Aber Karen Ross runzelte mit finsterem Gesicht die Brauen. »Das können sie nicht tun«, sagte sie. »Das geht doch nicht. Die können doch nicht einfach so mir nichts, dir nichts hier verschwinden.«

Wieder war Elliot verwirrt. »Ich dachte, das wollten Sie so haben?«

»Hol's der Henker«, sagte Ross. »Man hat .uns reingelegt.« Sie flüsterte ins Telefon, das sie mit Houston verband. Elliot verstand gar nichts mehr. Seine Verwirrung wurde auch dadurch nicht geringer, daß Munro, nachdem die Tür hinter dem letzten seiner Besucher geschlossen war, wieder zu seinen amerikanischen Gästen zurückkehrte und ihnen mitteilte, es sei zum Abendessen gedeckt.

Sie aßen marokkanisch, saßen dabei auf dem Boden und bedienten sich ihrer Finger. Der erste Gang war Taubenpastete. Es folgte eine Art Eintopf.

»Sie haben die Japaner abschlägig beschieden?« wollte Karen Ross wissen.

»Nein, nein«, sagte Munro. »Das wäre unhöflich. Ich habe ihnen gesagt, ich würde mir die Sache durch den Kopf gehen lassen, und das tue ich.«

»Warum sind sie dann gegangen?«

Munro zuckte die Schultern. »Damit habe ich nichts zu tun, das dürfen Sie mir glauben. Wahrscheinlich haben sie am Telefon etwas gehört, was ihren ganzen Plan umgestoßen hat.« Karen Ross warf einen Blick auf die Uhr und merkte sich die Zeit. »Sehr guter Eintopf«, lobte sie. Sie bemühte sich, so freundlich wie möglich zu sein.

»Ich freue mich, daß es Ihnen schmeckt. Es ist Tajin, Kamelfleisch.«

Karen Ross hustete. Peter Elliot merkte, daß sein Appetit durch diese Bemerkung empfindlich gelitten hatte. Munro wandte sich ihm zu. »Sie sind also der Mann mit dem Gorilla, Professor Elliot?«

»Woher wissen Sie das?«

»Von den Japanern. Die sind von Ihrem Gorilla geradezu hingerissen. Sie können sich nicht vorstellen, was dahintersteckt, und das macht sie verrückt. Ein junger Mann mit einem Gorilla und eine junge Frau auf der Suche nach ...« »Industriediamanten«, sagte Karen Ross.

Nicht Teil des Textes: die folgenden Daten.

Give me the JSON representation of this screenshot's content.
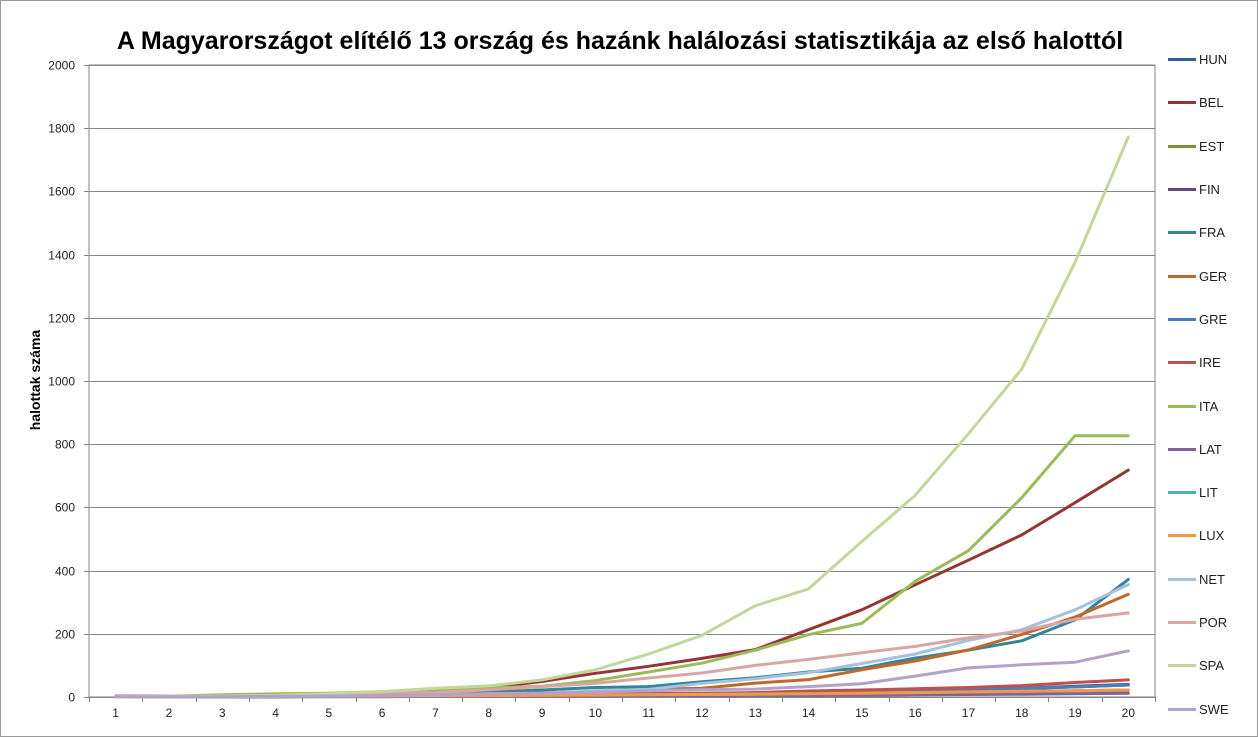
{
  "chart_data": {
    "type": "line",
    "title": "A Magyarországot elítélő 13 ország és hazánk halálozási statisztikája az első halottól",
    "xlabel": "",
    "ylabel": "halottak száma",
    "ylim": [
      0,
      2000
    ],
    "yticks": [
      0,
      200,
      400,
      600,
      800,
      1000,
      1200,
      1400,
      1600,
      1800,
      2000
    ],
    "x": [
      1,
      2,
      3,
      4,
      5,
      6,
      7,
      8,
      9,
      10,
      11,
      12,
      13,
      14,
      15,
      16,
      17,
      18,
      19,
      20
    ],
    "grid": "horizontal",
    "legend_position": "right",
    "series": [
      {
        "name": "HUN",
        "color": "#2e5e8f",
        "values": [
          1,
          1,
          1,
          2,
          2,
          3,
          4,
          5,
          6,
          7,
          8,
          9,
          10,
          11,
          13,
          16,
          20,
          26,
          32,
          38
        ]
      },
      {
        "name": "BEL",
        "color": "#943634",
        "values": [
          3,
          3,
          4,
          6,
          10,
          14,
          21,
          30,
          49,
          75,
          97,
          122,
          150,
          213,
          276,
          355,
          433,
          513,
          615,
          718
        ]
      },
      {
        "name": "EST",
        "color": "#77933c",
        "values": [
          1,
          1,
          1,
          1,
          2,
          2,
          3,
          3,
          4,
          5,
          6,
          7,
          8,
          9,
          10,
          12,
          14,
          16,
          19,
          21
        ]
      },
      {
        "name": "FIN",
        "color": "#604a7b",
        "values": [
          1,
          1,
          1,
          1,
          2,
          3,
          4,
          6,
          8,
          9,
          10,
          11,
          13,
          17,
          19,
          20,
          25,
          28,
          34,
          40
        ]
      },
      {
        "name": "FRA",
        "color": "#31859c",
        "values": [
          2,
          3,
          4,
          4,
          6,
          8,
          11,
          16,
          22,
          30,
          33,
          48,
          61,
          79,
          91,
          123,
          148,
          178,
          244,
          372
        ]
      },
      {
        "name": "GER",
        "color": "#c0682b",
        "values": [
          2,
          2,
          3,
          3,
          6,
          8,
          9,
          11,
          13,
          17,
          24,
          28,
          44,
          55,
          86,
          114,
          149,
          198,
          253,
          325
        ]
      },
      {
        "name": "GRE",
        "color": "#4a7ebb",
        "values": [
          1,
          1,
          1,
          2,
          3,
          4,
          4,
          5,
          6,
          7,
          9,
          10,
          13,
          17,
          20,
          22,
          26,
          28,
          32,
          38
        ]
      },
      {
        "name": "IRE",
        "color": "#c0504d",
        "values": [
          1,
          1,
          2,
          2,
          3,
          3,
          4,
          6,
          7,
          9,
          10,
          12,
          14,
          19,
          22,
          26,
          30,
          36,
          46,
          54
        ]
      },
      {
        "name": "ITA",
        "color": "#9bbb59",
        "values": [
          2,
          3,
          7,
          10,
          12,
          17,
          21,
          29,
          34,
          52,
          79,
          107,
          148,
          197,
          233,
          366,
          463,
          631,
          827,
          827
        ]
      },
      {
        "name": "LAT",
        "color": "#7f6499",
        "values": [
          1,
          1,
          1,
          1,
          1,
          1,
          2,
          2,
          3,
          3,
          4,
          4,
          5,
          5,
          6,
          7,
          8,
          9,
          10,
          12
        ]
      },
      {
        "name": "LIT",
        "color": "#4bacc6",
        "values": [
          1,
          1,
          1,
          2,
          2,
          3,
          4,
          5,
          6,
          7,
          8,
          9,
          10,
          11,
          12,
          14,
          16,
          18,
          20,
          22
        ]
      },
      {
        "name": "LUX",
        "color": "#f79646",
        "values": [
          1,
          1,
          2,
          2,
          3,
          3,
          4,
          4,
          5,
          6,
          7,
          8,
          9,
          10,
          12,
          14,
          16,
          18,
          20,
          22
        ]
      },
      {
        "name": "NET",
        "color": "#a7c0de",
        "values": [
          1,
          2,
          3,
          4,
          4,
          5,
          6,
          10,
          12,
          20,
          24,
          43,
          58,
          77,
          106,
          136,
          179,
          213,
          276,
          356
        ]
      },
      {
        "name": "POR",
        "color": "#d9a6a4",
        "values": [
          1,
          2,
          3,
          4,
          6,
          12,
          14,
          23,
          33,
          43,
          60,
          76,
          100,
          119,
          140,
          160,
          187,
          209,
          246,
          266
        ]
      },
      {
        "name": "SPA",
        "color": "#c3d69b",
        "values": [
          1,
          2,
          3,
          5,
          10,
          17,
          28,
          35,
          54,
          86,
          136,
          195,
          289,
          342,
          492,
          638,
          833,
          1038,
          1375,
          1772
        ]
      },
      {
        "name": "SWE",
        "color": "#b3a2c7",
        "values": [
          1,
          1,
          1,
          2,
          3,
          5,
          7,
          10,
          12,
          15,
          20,
          23,
          25,
          33,
          42,
          66,
          92,
          102,
          110,
          146
        ]
      }
    ]
  }
}
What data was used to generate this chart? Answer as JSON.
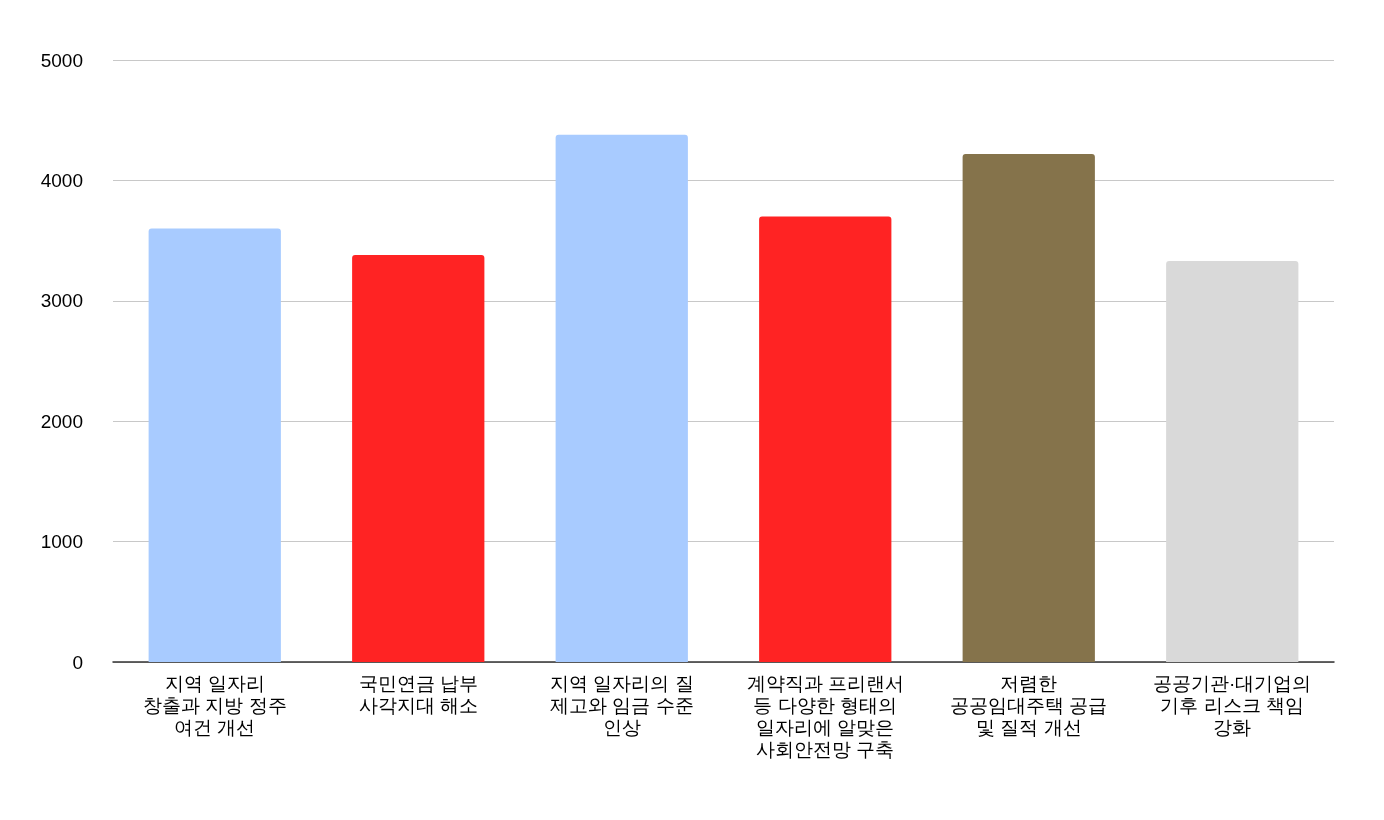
{
  "chart_data": {
    "type": "bar",
    "categories": [
      "지역 일자리\n창출과 지방 정주\n여건 개선",
      "국민연금 납부\n사각지대 해소",
      "지역 일자리의 질\n제고와 임금 수준\n인상",
      "계약직과 프리랜서\n등 다양한 형태의\n일자리에 알맞은\n사회안전망 구축",
      "저렴한\n공공임대주택 공급\n및 질적 개선",
      "공공기관·대기업의\n기후 리스크 책임\n강화"
    ],
    "values": [
      3600,
      3380,
      4380,
      3700,
      4220,
      3330
    ],
    "colors": [
      "#a8cbff",
      "#ff2323",
      "#a8cbff",
      "#ff2323",
      "#85734b",
      "#d9d9d9"
    ],
    "ylim": [
      0,
      5000
    ],
    "yticks": [
      0,
      1000,
      2000,
      3000,
      4000,
      5000
    ],
    "grid": "y"
  }
}
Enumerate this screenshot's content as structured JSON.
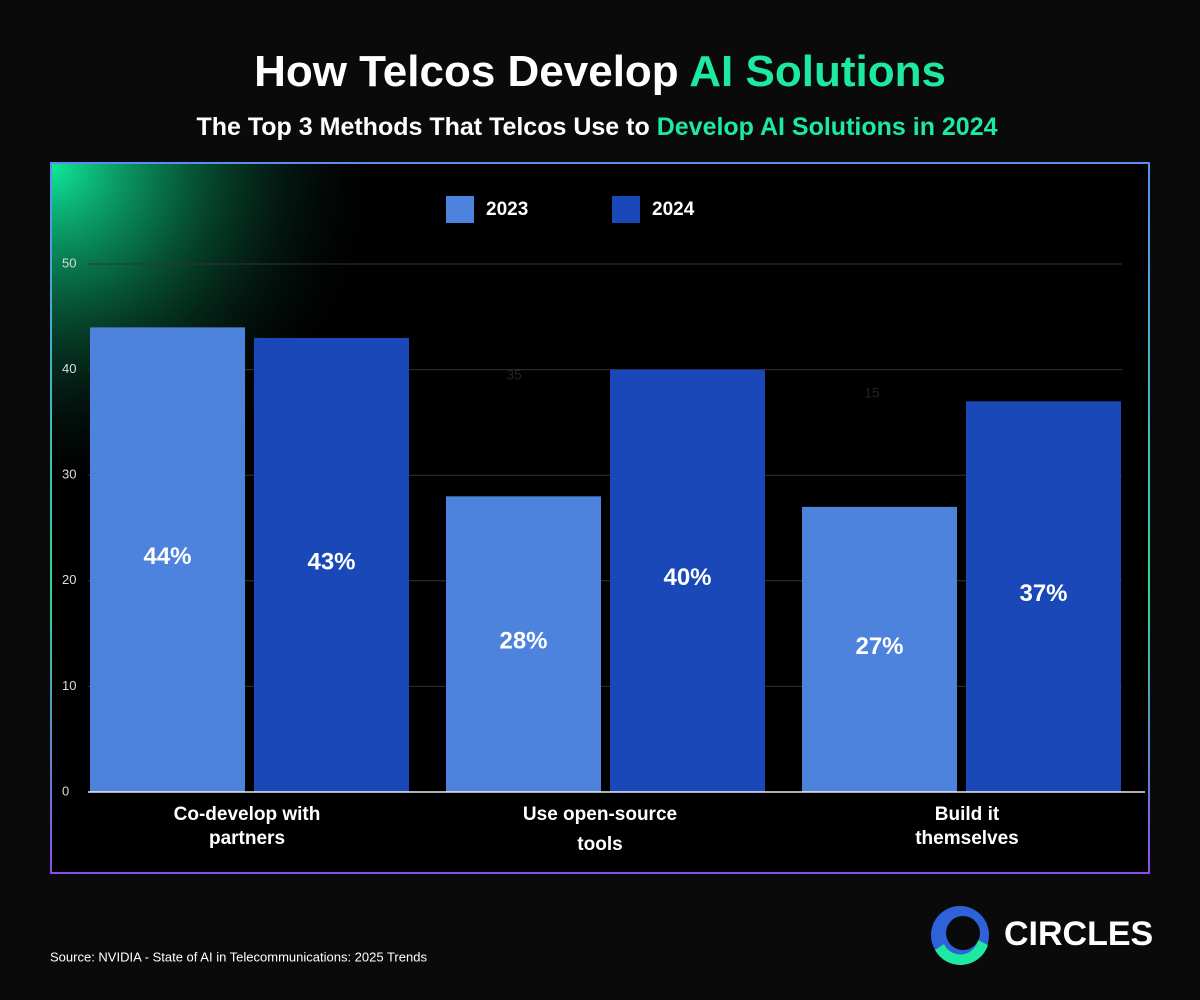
{
  "chart_data": {
    "type": "bar",
    "title": {
      "lead": "How Telcos Develop",
      "highlight": "AI Solutions"
    },
    "subtitle": {
      "lead": "The Top 3 Methods That Telcos Use to",
      "highlight": "Develop AI Solutions in 2024"
    },
    "categories": [
      "Co-develop with partners",
      "Use open-source tools",
      "Build it themselves"
    ],
    "series": [
      {
        "name": "2023",
        "color": "#4d83dc",
        "values": [
          44,
          28,
          27
        ],
        "value_labels": [
          "44%",
          "28%",
          "27%"
        ]
      },
      {
        "name": "2024",
        "color": "#1b48b8",
        "values": [
          43,
          40,
          37
        ],
        "value_labels": [
          "43%",
          "40%",
          "37%"
        ]
      }
    ],
    "ylim": [
      0,
      50
    ],
    "yticks": [
      0,
      10,
      20,
      30,
      40,
      50
    ],
    "grid": true,
    "legend": "top",
    "annotations": [
      "35",
      "15"
    ],
    "source": "Source: NVIDIA - State of AI in Telecommunications: 2025 Trends",
    "logo": "CIRCLES"
  }
}
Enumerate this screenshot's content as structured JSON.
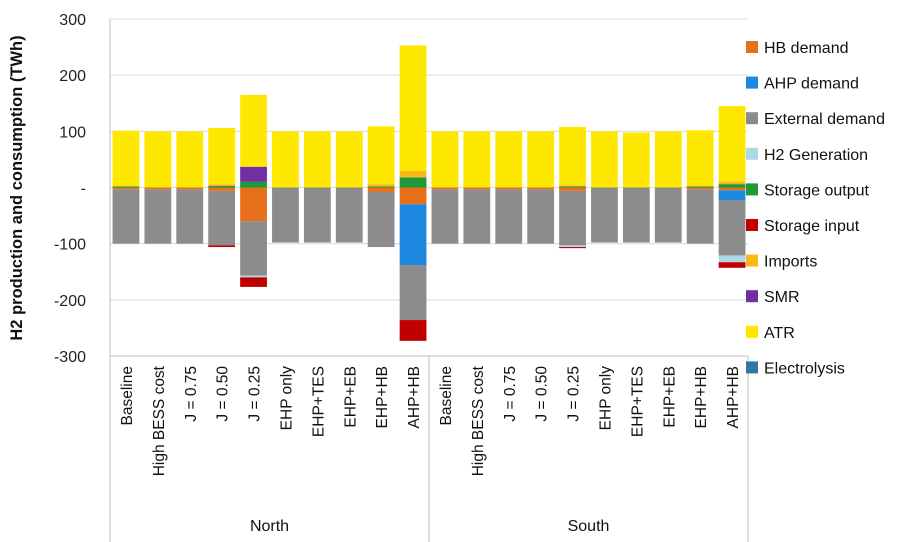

»Aha, Industriediamanten.« Er wandte sich an Elliot. »Ich schätze es, wenn man frei und offen über die Dinge spricht. Diamanten, faszinierend.« Die Art, wie er sich gab, erweckte den Eindruck, als habe man ihm nichts Besonderes mitgeteilt. Karen Ross sagte: »Sie müssen uns hinbringen, Munro.« »Auf der Welt gibt's haufenweise Industriediamanten«, sagte Munro. »Beinahe überalclass="underline" in Afrika, Indien, der Sowjetunion, in Brasilien, Kanada und sogar bei Ihnen in Amerika -Arkansas, im Staat New York, in Kentucky. Wo man sie sucht, da findet man welche - und Sie müssen unbedingt in den Kongo.« Die unausgesprochene Frage hing spürbar im Raum. »Wir suchen bordotierte blaue Diamanten vom Typ IIb«, sagte Karen Ross, »die haben nämlich für mikroelektronische    Zwecke    wichtige Halbleitereigenschaften.«

Munro strich sich den Schnurrbart. »Blaue Diamanten«, sagte er und nickte. »Das ist natürlich etwas ganz anderes.« Karen Ross sagte, selbstverständlich sei das etwas ganz anderes.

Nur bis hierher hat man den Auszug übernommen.